To my surprise, Greg Capullo provides the artwork for this mess. I think around the time this was published he was drawing Spawn, but now he’s best known for his collaborations with Scott Snyder, on Batman and the Dark Knights events. He does a thoroughly competent job (the real litmus test is if The Chin juts out enough), but it’s amusing to contemplate that one of the biggest artists in the industry once had to draw a fucking Jay Leno comic to pay the bills. I mean, it is what it is. I’m not going to begrudge a guy for taking a gig that increases exposure and gets a foot in the door at Marvel Comics, even if the project itself is embarrassing garbage. There are even some nice flourishes Capullo accomplishes, like creating a reflection in one of Spidey’s eye pieces. He also succeeds at creating a variable grotesque chin on Leno, so that the characters runs the gamut from “man with sore jaw” to “authentically Jay Leno” to “Robert Z’Dar”. When the content on the page is so inane, you’ve got to create your own entertainment and “find the most fucked up chin” is simply that.

leno2Imagine drawing that and being able to look yourself in the mirror afterwards. It’s impossible.

The great thing about this debacle is that somewhere, deep down, Marvel knew they couldn’t actually sell a Spider-Man/Jay Leno comic. This was serialized in three parts across a number of the monthly offerings, as if to say “you want to read Priest’s Black Panther? Well fuck you, here’s some JAY LENO in the back! And you’re gonna pay for it!” They literally had to give this away and to chop it into portions such that it’s incomprehensible to anyone who doesn’t invest in at least three comics over three months. That shows a serious amount of faith in the material. I have no insider information on why the material was commissioned, but given Zimmerman’s work at Marvel reeks of “starfuckery” I imagine it was a case of “I got Jay Leno to accidentally sign a piece of paper that lets Marvel use his likeness in a piece of shit comic”.

Ron Zimmerman’s reign of terror at Marvel ended as quickly as it began. Once he made his mark with Get Kraven, Rawhide Kid: Slap Leather (the joke is he’s a gay) and Ultimate Adventures, he faded into obscurity, his only credit past 2003 being an unwanted sequel to his gay joke miniseries. OR SO I BELIEVED UNTIL I RESEARCHED FOR THIS PIECE. To my chagrin, people do not simply cease to exist when you stop thinking of them. Zimmerman is still out there, o the margins of Hollywood, picking up the scraps: he worked on a season of professional pedophile grooming program/Disney sitcom Shake It Up! and even wrote an episode of The Simpsons that I recall was pretty good. He also has a graveyard of a Twitter account that features such embarrassing occurrences such as these:

leno3Well, he’s not a Trump supporter. There’s that at least…

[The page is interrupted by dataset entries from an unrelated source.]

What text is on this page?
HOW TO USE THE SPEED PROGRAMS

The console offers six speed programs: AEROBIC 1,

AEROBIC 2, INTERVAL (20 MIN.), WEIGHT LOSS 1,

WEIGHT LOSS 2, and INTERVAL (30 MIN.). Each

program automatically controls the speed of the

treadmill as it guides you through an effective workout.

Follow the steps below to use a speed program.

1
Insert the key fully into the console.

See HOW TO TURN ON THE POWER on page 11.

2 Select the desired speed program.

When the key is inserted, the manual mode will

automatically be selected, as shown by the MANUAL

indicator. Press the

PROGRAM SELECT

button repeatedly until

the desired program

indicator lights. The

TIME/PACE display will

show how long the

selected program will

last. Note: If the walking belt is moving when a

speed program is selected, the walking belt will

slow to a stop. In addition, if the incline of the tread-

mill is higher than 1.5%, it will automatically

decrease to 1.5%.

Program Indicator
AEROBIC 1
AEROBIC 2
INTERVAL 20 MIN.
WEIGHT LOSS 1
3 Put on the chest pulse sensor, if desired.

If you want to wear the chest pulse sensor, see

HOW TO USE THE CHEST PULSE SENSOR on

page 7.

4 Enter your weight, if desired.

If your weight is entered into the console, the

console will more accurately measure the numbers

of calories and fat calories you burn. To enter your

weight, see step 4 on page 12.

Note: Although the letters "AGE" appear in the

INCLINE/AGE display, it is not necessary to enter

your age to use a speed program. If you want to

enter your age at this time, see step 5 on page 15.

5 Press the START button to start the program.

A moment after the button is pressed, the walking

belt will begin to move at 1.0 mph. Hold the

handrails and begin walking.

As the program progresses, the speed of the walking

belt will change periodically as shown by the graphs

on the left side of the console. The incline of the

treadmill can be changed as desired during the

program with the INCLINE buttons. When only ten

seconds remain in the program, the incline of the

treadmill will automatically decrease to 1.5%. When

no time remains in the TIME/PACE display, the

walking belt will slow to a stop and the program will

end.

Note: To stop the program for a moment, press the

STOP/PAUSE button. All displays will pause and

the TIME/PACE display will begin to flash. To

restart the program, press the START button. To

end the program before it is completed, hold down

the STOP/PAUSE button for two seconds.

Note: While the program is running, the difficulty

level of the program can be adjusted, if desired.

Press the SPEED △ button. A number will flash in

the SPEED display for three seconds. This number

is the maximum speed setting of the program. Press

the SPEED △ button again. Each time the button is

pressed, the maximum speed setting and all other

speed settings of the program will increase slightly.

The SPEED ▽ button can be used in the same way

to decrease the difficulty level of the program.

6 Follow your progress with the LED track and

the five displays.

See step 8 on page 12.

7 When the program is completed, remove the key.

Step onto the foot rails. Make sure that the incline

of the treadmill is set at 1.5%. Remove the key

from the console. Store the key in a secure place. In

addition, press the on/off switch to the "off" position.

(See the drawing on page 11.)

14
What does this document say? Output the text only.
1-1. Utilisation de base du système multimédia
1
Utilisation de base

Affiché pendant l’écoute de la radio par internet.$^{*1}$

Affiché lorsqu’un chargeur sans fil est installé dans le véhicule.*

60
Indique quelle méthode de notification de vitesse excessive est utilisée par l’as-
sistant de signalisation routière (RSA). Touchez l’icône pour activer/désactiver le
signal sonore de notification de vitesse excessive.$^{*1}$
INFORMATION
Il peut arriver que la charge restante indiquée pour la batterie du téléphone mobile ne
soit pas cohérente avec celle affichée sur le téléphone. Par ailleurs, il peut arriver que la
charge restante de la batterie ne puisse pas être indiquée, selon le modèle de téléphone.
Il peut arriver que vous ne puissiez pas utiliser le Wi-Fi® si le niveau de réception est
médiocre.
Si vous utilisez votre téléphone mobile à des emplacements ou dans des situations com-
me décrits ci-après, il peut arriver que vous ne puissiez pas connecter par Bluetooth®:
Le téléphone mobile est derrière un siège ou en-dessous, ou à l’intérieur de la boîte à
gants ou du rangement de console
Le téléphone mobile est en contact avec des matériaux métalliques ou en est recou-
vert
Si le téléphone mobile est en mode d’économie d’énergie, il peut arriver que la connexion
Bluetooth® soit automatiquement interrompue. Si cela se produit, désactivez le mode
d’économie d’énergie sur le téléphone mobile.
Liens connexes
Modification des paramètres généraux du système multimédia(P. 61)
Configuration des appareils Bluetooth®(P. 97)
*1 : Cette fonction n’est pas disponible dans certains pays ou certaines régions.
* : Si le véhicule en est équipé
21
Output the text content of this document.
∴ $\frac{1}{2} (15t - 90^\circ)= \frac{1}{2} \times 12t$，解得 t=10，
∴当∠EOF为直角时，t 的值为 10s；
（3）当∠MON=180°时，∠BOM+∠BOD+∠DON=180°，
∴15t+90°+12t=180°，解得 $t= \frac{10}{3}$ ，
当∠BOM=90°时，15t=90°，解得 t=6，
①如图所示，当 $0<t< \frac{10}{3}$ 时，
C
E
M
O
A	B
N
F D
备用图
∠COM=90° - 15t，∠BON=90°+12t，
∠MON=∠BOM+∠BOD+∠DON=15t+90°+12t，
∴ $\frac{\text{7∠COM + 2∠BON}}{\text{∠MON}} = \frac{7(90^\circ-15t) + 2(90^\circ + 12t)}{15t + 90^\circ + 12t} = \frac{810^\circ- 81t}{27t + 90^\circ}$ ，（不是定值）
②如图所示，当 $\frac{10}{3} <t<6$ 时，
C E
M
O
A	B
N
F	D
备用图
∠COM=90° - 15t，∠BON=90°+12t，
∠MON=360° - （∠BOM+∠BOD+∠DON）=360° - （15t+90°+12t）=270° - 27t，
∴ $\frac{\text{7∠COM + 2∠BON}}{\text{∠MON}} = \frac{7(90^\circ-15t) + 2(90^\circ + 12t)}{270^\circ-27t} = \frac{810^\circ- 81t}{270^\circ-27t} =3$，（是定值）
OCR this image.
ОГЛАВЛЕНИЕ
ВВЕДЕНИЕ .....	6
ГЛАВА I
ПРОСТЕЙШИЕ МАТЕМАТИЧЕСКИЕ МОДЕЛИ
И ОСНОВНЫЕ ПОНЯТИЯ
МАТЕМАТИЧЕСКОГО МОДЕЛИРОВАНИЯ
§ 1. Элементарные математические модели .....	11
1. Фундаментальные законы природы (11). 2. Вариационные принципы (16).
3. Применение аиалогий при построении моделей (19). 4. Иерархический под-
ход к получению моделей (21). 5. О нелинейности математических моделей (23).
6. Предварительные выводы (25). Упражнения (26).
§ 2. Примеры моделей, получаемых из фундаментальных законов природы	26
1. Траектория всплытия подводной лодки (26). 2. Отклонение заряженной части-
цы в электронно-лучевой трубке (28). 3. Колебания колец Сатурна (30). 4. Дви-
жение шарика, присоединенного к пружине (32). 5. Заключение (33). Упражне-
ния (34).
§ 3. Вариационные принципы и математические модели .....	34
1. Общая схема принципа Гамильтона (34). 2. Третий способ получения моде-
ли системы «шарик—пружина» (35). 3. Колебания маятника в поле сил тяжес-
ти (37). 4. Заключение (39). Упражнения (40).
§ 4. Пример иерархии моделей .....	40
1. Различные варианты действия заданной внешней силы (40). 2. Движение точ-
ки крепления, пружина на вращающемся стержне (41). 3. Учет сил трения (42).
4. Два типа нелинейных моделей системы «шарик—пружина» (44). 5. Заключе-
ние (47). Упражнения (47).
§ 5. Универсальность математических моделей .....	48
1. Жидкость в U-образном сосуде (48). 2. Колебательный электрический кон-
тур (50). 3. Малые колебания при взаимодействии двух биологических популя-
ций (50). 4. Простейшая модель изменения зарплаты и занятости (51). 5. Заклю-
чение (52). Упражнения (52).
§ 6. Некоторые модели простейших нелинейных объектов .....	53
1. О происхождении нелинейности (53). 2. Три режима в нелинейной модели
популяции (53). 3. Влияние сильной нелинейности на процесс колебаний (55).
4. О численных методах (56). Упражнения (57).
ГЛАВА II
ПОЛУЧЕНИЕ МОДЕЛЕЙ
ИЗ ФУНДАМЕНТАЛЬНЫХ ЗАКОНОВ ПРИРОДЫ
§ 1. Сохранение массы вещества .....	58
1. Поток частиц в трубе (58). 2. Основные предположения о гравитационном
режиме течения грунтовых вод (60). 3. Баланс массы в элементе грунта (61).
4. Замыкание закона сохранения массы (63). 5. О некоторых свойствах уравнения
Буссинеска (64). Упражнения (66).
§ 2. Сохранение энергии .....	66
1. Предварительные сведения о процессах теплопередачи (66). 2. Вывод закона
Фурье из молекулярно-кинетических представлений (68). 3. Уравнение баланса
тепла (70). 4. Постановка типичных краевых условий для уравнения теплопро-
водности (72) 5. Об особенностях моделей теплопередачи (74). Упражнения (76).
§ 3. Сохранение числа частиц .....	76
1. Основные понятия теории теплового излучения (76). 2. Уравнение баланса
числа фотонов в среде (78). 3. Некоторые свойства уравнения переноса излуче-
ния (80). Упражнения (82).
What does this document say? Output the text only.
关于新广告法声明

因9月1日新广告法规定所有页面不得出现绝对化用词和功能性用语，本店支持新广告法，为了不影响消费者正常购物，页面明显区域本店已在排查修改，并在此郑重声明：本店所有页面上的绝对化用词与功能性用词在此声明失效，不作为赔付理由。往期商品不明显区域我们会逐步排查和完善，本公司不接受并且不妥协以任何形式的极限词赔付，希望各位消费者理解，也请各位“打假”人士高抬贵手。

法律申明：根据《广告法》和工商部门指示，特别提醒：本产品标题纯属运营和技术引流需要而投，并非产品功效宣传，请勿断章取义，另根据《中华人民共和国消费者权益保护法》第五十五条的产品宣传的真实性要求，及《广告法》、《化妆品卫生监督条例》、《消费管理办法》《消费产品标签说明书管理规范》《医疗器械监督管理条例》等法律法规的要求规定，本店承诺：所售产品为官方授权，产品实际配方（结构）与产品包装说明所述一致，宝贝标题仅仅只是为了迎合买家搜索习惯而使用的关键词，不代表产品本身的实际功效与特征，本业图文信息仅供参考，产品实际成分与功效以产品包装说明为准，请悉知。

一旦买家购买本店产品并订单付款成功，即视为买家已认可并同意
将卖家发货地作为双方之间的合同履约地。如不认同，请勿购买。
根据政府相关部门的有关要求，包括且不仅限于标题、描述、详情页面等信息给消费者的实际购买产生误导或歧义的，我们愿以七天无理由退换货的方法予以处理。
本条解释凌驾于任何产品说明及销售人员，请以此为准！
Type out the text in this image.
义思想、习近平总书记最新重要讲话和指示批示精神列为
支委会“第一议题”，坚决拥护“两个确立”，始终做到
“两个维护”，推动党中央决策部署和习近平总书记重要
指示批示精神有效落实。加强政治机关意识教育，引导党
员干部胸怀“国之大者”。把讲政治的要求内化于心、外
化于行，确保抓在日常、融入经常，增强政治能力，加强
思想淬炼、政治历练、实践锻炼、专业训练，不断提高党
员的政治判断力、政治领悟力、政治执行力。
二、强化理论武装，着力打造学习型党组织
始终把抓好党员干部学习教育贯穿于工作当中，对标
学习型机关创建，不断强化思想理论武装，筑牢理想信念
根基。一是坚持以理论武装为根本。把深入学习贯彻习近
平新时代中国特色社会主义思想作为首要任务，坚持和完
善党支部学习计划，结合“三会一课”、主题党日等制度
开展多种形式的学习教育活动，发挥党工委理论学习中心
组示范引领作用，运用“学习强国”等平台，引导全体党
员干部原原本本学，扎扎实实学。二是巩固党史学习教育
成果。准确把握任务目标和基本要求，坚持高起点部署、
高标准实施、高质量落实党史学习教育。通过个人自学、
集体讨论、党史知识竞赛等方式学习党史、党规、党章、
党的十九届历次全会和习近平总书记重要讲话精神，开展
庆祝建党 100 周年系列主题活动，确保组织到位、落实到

leno4Why yes, he does wear a cowboy hat.

But what can I say. I haven’t written an episode of The Simpsons. (May I mention that with Leno’s direct participation The Simpsons created a funnier and less flattering product, “The Last Temptation of Krust” from Season 9, than this garbage.) Zimmerman knows this puts him a station above so that writing credit is his Twitter banner. So yes, in that respect I am jealous of him. Not for this comic, though, which I found unreadable and a shameless ploy to ingratiate with one of the more irritating personalities to then grace our television landscape. As a Leno connoisseur I must also judge it to be poor, not as good as genuine curios like his feature film, that time he was in a John Waters picture, or the speculative fiction novel Jay Renal, which imagines a world in which everything was the same but Jay Leno was dying of renal failure. (Preorders are going fast!) There’s no reason to give this any thought because I just did all the thinking for you. You’re welcome.